A violência tem-se repetido no país durante as épocas eleitorais e a deste ano é classificada como "campanha sangrenta" pelo CIP, que dispõe de uma rede de observadores em todo o país.

Segundo o mesmo boletim, 271 pessoas contraíram ferimentos por agressão física e acidentes e pelo menos 59 pessoas foram detidas.

O homicídio de um dirigente de observação eleitoral, Anastácio Matavel, em Xai-Xai, Gaza (Sul do país), no dia 07 de outubro, baleado por polícias, segundo a própria corporação, foi o momento que gerou mais reações de repúdio em toda a campanha - do Governo a representações diplomáticas.

A Polícia da República de Moçambique (PRM) anunciou a abertura de um inquérito para apurar o envolvimento dos agentes no crime, prevendo a apresentação de conclusões até dia 22.
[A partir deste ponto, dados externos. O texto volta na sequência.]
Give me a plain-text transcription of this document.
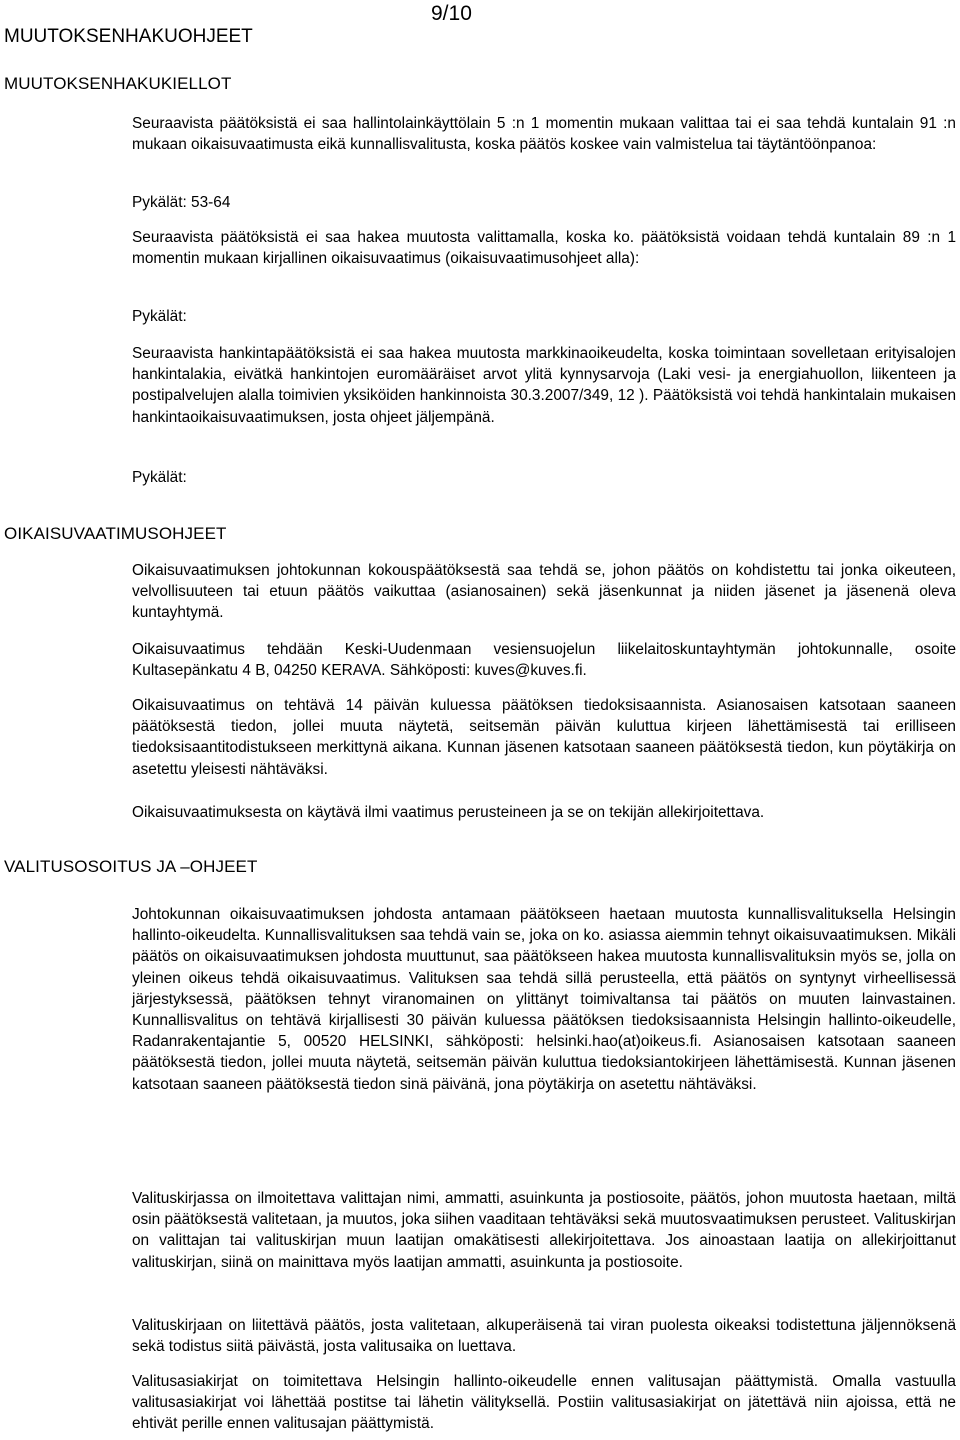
9/10
MUUTOKSENHAKUOHJEET
MUUTOKSENHAKUKIELLOT

Seuraavista päätöksistä ei saa hallintolainkäyttölain 5 :n 1 momentin mukaan valittaa tai ei saa tehdä kuntalain 91 :n mukaan oikaisuvaatimusta eikä kunnallisvalitusta, koska päätös koskee vain valmistelua tai täytäntöönpanoa:

Pykälät: 53-64

Seuraavista päätöksistä ei saa hakea muutosta valittamalla, koska ko. päätöksistä voidaan tehdä kuntalain 89 :n 1 momentin mukaan kirjallinen oikaisuvaatimus (oikaisuvaatimusohjeet alla):

Pykälät:

Seuraavista hankintapäätöksistä ei saa hakea muutosta markkinaoikeudelta, koska toimintaan sovelletaan erityisalojen hankintalakia, eivätkä hankintojen euromääräiset arvot ylitä kynnysarvoja (Laki vesi- ja energiahuollon, liikenteen ja postipalvelujen alalla toimivien yksiköiden hankinnoista 30.3.2007/349, 12 ). Päätöksistä voi tehdä hankintalain mukaisen hankintaoikaisuvaatimuksen, josta ohjeet jäljempänä.

Pykälät:
OIKAISUVAATIMUSOHJEET

Oikaisuvaatimuksen johtokunnan kokouspäätöksestä saa tehdä se, johon päätös on kohdistettu tai jonka oikeuteen, velvollisuuteen tai etuun päätös vaikuttaa (asianosainen) sekä jäsenkunnat ja niiden jäsenet ja jäsenenä oleva kuntayhtymä.

Oikaisuvaatimus tehdään Keski-Uudenmaan vesiensuojelun liikelaitoskuntayhtymän johtokunnalle, osoite Kultasepänkatu 4 B, 04250 KERAVA. Sähköposti: kuves@kuves.fi.

Oikaisuvaatimus on tehtävä 14 päivän kuluessa päätöksen tiedoksisaannista. Asianosaisen katsotaan saaneen päätöksestä tiedon, jollei muuta näytetä, seitsemän päivän kuluttua kirjeen lähettämisestä tai erilliseen tiedoksisaantitodistukseen merkittynä aikana. Kunnan jäsenen katsotaan saaneen päätöksestä tiedon, kun pöytäkirja on asetettu yleisesti nähtäväksi.

Oikaisuvaatimuksesta on käytävä ilmi vaatimus perusteineen ja se on tekijän allekirjoitettava.

VALITUSOSOITUS JA –OHJEET

Johtokunnan oikaisuvaatimuksen johdosta antamaan päätökseen haetaan muutosta kunnallisvalituksella Helsingin hallinto-oikeudelta. Kunnallisvalituksen saa tehdä vain se, joka on ko. asiassa aiemmin tehnyt oikaisuvaatimuksen. Mikäli päätös on oikaisuvaatimuksen johdosta muuttunut, saa päätökseen hakea muutosta kunnallisvalituksin myös se, jolla on yleinen oikeus tehdä oikaisuvaatimus. Valituksen saa tehdä sillä perusteella, että päätös on syntynyt virheellisessä järjestyksessä, päätöksen tehnyt viranomainen on ylittänyt toimivaltansa tai päätös on muuten lainvastainen. Kunnallisvalitus on tehtävä kirjallisesti 30 päivän kuluessa päätöksen tiedoksisaannista Helsingin hallinto-oikeudelle, Radanrakentajantie 5, 00520 HELSINKI, sähköposti: helsinki.hao(at)oikeus.fi. Asianosaisen katsotaan saaneen päätöksestä tiedon, jollei muuta näytetä, seitsemän päivän kuluttua tiedoksiantokirjeen lähettämisestä. Kunnan jäsenen katsotaan saaneen päätöksestä tiedon sinä päivänä, jona pöytäkirja on asetettu nähtäväksi.

Valituskirjassa on ilmoitettava valittajan nimi, ammatti, asuinkunta ja postiosoite, päätös, johon muutosta haetaan, miltä osin päätöksestä valitetaan, ja muutos, joka siihen vaaditaan tehtäväksi sekä muutosvaatimuksen perusteet. Valituskirjan on valittajan tai valituskirjan muun laatijan omakätisesti allekirjoitettava. Jos ainoastaan laatija on allekirjoittanut valituskirjan, siinä on mainittava myös laatijan ammatti, asuinkunta ja postiosoite.

Valituskirjaan on liitettävä päätös, josta valitetaan, alkuperäisenä tai viran puolesta oikeaksi todistettuna jäljennöksenä sekä todistus siitä päivästä, josta valitusaika on luettava.

Valitusasiakirjat on toimitettava Helsingin hallinto-oikeudelle ennen valitusajan päättymistä. Omalla vastuulla valitusasiakirjat voi lähettää postitse tai lähetin välityksellä. Postiin valitusasiakirjat on jätettävä niin ajoissa, että ne ehtivät perille ennen valitusajan päättymistä.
O acidente com mais vítimas aconteceu em Nampula, norte do país, a 11 de setembro, quando 10 pessoas morreram devido à saída desordenada do Estádio 25 de Junho, após um comício de Filipe Nyusi, Presidente da República e candidato da Frente de Libertação de Moçambique (Frelimo).

Um total de 13,1 milhões de eleitores moçambicanos vão escolher na terça-feira o Presidente da República, 250 deputados do parlamento, dez governadores provinciais e respetivas assembleias.

As sextas eleições gerais de Moçambique contam com quatro candidatos presidenciais e 26 partidos a concorrer às legislativas e provinciais, sendo que só os três partidos com assento parlamentar no país (Frelimo, Renamo e MDM) concorrem em todos os círculos eleitorais.